You can avoid this problem by using the clone_tensors_for_torch_save
utility of DeepSpeed as illustrated below.
- deepspeed.checkpoint.utils.clone_tensors_for_torch_save(item, device=device(type='cpu'))[source]
Returns a copy of
item
with all enclosed tensors replaced by clones on a specified device. Works on individual tensors, and tensors contained/nested in lists, tuples, and dicts.- Parameters
item (-) – tensor to clone or (possibly nested) container of tensors to clone.
device (-) – target device (defaults to ‘cpu’)
- Returns
copy of
item
with cloned tensors on target device
The following code snippet illustrates this functionality for creating a HuggingFace model checkpoint:
ds_config = {
...
}
model = AutoModelForCausalLM.from_pretrained("facebook/opt-13b", torch_dtype=torch.float16)
ds_engine, _, _, _ = deepspeed.initialize(model=model, config_params=ds_config)
lean_state_dict = deepspeed.checkpoint.utils.clone_tensors_for_torch_save(ds_engine.module.state_dict())
ds_engine.module.save_pretrained("lean_after", state_dict=lean_state_dict)
Universal Checkpoints (under development)
Parallelism techniques such as ZeRO data parallelism (DP), Tensor parallelism (TP), Pipeline parallelism (TP), which shard model and/or optimizer states make it difficult to resume training with a checkpoint that was created on a different number of GPUs.

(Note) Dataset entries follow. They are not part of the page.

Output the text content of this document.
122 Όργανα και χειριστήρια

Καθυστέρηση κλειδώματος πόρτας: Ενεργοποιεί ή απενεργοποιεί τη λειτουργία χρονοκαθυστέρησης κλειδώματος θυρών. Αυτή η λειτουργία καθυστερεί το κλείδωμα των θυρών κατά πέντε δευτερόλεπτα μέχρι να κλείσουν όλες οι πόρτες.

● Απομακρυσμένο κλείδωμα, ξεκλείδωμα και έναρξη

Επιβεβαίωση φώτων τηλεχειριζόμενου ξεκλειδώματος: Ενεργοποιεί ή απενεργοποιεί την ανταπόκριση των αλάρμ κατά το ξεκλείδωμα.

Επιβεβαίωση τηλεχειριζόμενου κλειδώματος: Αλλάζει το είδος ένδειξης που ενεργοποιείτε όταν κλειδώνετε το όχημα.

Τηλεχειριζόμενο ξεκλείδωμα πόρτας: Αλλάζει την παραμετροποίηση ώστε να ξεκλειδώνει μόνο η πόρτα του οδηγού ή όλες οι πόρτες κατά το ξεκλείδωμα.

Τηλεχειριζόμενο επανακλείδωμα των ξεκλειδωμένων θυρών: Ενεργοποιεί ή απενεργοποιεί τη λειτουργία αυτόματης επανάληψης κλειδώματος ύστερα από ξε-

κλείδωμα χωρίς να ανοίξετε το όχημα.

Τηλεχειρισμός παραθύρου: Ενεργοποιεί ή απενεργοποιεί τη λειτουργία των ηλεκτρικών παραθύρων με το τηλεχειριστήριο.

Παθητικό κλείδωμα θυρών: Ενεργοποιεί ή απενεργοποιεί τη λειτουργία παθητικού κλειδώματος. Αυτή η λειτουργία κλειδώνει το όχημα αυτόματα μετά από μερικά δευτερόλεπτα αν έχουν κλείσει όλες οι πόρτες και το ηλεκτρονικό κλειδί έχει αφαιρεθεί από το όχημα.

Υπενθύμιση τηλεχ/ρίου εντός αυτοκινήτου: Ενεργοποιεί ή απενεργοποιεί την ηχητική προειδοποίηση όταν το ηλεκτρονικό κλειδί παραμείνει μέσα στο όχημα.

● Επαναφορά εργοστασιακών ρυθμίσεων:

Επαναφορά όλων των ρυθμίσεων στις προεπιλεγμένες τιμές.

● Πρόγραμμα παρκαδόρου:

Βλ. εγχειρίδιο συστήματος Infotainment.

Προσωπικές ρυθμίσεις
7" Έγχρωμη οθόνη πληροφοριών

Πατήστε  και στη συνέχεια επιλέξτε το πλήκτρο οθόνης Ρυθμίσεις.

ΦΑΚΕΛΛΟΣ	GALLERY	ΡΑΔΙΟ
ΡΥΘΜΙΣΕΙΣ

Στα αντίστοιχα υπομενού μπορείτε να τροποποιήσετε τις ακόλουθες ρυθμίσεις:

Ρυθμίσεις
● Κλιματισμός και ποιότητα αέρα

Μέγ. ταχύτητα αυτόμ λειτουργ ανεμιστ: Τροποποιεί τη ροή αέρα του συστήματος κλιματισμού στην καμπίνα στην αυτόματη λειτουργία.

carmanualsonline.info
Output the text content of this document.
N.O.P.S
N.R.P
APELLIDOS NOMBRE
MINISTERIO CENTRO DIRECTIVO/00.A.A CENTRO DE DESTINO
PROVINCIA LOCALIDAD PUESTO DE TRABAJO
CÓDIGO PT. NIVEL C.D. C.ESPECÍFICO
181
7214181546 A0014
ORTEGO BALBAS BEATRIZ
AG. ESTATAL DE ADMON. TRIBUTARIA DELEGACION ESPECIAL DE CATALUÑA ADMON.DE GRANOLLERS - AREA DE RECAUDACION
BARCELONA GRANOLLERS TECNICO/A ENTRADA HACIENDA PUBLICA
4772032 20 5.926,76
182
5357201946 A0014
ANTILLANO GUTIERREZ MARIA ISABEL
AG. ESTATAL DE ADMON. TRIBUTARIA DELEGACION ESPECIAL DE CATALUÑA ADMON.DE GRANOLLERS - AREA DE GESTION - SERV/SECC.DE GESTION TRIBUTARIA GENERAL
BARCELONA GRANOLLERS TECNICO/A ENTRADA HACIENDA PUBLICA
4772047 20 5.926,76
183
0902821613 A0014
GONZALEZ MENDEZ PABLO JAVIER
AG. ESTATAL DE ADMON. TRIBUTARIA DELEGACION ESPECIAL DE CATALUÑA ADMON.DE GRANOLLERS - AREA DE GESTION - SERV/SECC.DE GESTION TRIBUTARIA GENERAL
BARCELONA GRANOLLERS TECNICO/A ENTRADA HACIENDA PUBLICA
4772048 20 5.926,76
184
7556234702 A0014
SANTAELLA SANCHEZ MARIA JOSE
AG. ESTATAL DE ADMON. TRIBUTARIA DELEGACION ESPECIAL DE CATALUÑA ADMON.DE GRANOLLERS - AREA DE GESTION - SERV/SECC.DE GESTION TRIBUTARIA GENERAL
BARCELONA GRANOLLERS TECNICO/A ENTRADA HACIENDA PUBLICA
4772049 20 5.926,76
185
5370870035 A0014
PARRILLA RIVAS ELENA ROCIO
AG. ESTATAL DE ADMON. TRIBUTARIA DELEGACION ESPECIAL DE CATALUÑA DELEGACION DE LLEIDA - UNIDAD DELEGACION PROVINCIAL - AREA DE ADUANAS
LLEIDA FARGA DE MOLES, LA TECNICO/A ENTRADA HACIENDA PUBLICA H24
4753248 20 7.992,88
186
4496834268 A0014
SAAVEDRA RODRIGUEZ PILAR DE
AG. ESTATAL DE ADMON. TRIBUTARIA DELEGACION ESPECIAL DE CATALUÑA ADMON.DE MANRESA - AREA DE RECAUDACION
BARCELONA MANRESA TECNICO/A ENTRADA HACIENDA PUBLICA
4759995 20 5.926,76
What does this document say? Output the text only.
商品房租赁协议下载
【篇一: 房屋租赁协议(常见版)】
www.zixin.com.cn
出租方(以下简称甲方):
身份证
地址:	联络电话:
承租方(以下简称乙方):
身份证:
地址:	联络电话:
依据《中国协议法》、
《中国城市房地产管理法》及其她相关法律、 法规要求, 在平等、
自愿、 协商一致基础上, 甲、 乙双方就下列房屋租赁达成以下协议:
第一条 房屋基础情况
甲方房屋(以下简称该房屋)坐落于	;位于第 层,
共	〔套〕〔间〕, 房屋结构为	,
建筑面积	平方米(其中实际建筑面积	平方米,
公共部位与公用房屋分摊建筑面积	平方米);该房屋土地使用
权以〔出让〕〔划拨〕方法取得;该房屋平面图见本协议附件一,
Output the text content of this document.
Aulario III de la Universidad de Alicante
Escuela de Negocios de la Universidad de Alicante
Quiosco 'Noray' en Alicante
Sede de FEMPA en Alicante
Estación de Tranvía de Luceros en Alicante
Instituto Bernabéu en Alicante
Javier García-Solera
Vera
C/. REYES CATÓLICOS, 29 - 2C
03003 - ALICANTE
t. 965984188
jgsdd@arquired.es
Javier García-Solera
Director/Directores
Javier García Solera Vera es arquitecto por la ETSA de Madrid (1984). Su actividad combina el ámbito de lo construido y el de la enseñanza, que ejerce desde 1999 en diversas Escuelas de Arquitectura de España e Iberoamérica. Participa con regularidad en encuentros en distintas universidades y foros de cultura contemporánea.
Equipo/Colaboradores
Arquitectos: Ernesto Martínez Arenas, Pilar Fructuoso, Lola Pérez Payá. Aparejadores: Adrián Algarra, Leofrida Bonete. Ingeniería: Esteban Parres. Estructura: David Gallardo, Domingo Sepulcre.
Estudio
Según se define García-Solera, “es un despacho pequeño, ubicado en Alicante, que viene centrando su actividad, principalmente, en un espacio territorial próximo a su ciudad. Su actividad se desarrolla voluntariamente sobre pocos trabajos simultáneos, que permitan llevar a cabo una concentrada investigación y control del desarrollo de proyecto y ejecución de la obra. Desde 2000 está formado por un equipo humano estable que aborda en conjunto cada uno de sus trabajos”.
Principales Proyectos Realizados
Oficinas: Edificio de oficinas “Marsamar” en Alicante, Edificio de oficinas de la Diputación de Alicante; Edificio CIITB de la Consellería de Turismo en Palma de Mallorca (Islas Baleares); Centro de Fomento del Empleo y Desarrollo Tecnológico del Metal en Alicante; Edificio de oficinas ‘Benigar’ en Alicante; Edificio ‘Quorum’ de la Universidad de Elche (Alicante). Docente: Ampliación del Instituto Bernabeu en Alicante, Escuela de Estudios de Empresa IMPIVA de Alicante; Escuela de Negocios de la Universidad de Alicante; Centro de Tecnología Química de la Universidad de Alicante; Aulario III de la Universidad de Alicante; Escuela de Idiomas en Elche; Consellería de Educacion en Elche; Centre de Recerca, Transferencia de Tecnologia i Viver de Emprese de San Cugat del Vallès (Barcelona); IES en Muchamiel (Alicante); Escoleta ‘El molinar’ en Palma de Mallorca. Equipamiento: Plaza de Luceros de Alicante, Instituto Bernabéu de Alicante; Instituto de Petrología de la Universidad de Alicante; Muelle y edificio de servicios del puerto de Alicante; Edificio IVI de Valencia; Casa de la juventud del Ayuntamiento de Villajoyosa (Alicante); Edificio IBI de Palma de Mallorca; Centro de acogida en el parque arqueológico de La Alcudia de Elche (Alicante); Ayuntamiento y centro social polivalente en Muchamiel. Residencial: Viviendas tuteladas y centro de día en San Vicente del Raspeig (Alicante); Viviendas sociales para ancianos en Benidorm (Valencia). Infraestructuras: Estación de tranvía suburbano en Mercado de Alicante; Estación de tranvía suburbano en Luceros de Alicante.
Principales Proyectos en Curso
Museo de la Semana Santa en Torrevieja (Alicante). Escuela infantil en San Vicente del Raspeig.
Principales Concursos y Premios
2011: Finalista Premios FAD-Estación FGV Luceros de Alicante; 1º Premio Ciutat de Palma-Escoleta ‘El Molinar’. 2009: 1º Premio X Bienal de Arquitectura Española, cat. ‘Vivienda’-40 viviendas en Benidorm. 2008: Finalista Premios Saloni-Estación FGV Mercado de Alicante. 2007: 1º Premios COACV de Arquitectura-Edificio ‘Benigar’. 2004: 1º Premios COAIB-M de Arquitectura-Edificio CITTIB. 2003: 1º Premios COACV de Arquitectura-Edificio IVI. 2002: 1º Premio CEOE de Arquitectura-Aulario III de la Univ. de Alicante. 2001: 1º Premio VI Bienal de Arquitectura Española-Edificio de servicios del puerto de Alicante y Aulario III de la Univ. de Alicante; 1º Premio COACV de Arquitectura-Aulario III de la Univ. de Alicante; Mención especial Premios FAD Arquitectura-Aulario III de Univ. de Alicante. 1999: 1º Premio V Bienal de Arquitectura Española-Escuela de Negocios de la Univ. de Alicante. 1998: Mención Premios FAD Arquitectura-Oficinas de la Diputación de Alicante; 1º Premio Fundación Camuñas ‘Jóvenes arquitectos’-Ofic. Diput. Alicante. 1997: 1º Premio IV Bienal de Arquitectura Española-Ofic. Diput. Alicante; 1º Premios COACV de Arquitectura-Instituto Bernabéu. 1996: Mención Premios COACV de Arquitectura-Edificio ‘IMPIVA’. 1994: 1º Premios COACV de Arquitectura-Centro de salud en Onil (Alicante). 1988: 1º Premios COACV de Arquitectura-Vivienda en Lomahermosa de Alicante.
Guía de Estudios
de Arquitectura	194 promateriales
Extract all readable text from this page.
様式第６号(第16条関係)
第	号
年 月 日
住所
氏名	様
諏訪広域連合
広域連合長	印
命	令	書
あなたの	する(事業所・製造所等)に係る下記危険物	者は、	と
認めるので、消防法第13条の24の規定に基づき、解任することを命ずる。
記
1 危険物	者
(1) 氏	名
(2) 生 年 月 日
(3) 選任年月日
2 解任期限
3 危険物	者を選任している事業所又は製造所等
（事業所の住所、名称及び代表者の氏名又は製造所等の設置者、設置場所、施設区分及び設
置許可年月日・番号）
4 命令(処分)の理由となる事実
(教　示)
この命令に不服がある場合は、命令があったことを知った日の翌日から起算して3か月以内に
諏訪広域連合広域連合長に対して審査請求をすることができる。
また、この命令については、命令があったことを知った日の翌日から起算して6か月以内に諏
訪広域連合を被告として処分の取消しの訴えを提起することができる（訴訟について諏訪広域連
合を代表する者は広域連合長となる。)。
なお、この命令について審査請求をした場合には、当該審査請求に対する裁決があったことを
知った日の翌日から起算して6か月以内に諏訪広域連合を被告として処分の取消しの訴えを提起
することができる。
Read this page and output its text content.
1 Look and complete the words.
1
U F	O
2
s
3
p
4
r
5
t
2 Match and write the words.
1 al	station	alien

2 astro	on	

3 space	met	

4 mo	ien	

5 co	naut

DeepSpeed provides the Universal Checkpoint mechanism to address this problem. Universal Checkpoints give users the flexibility of changing the number of GPUs when training with 3D (TP, PP, and DP) parallelism, and enables more efficient use of elastic training hardware. The easiest way to get started with using Universal Checkpoints is to consult the Megatron-DeepSpeed and BLOOM examples.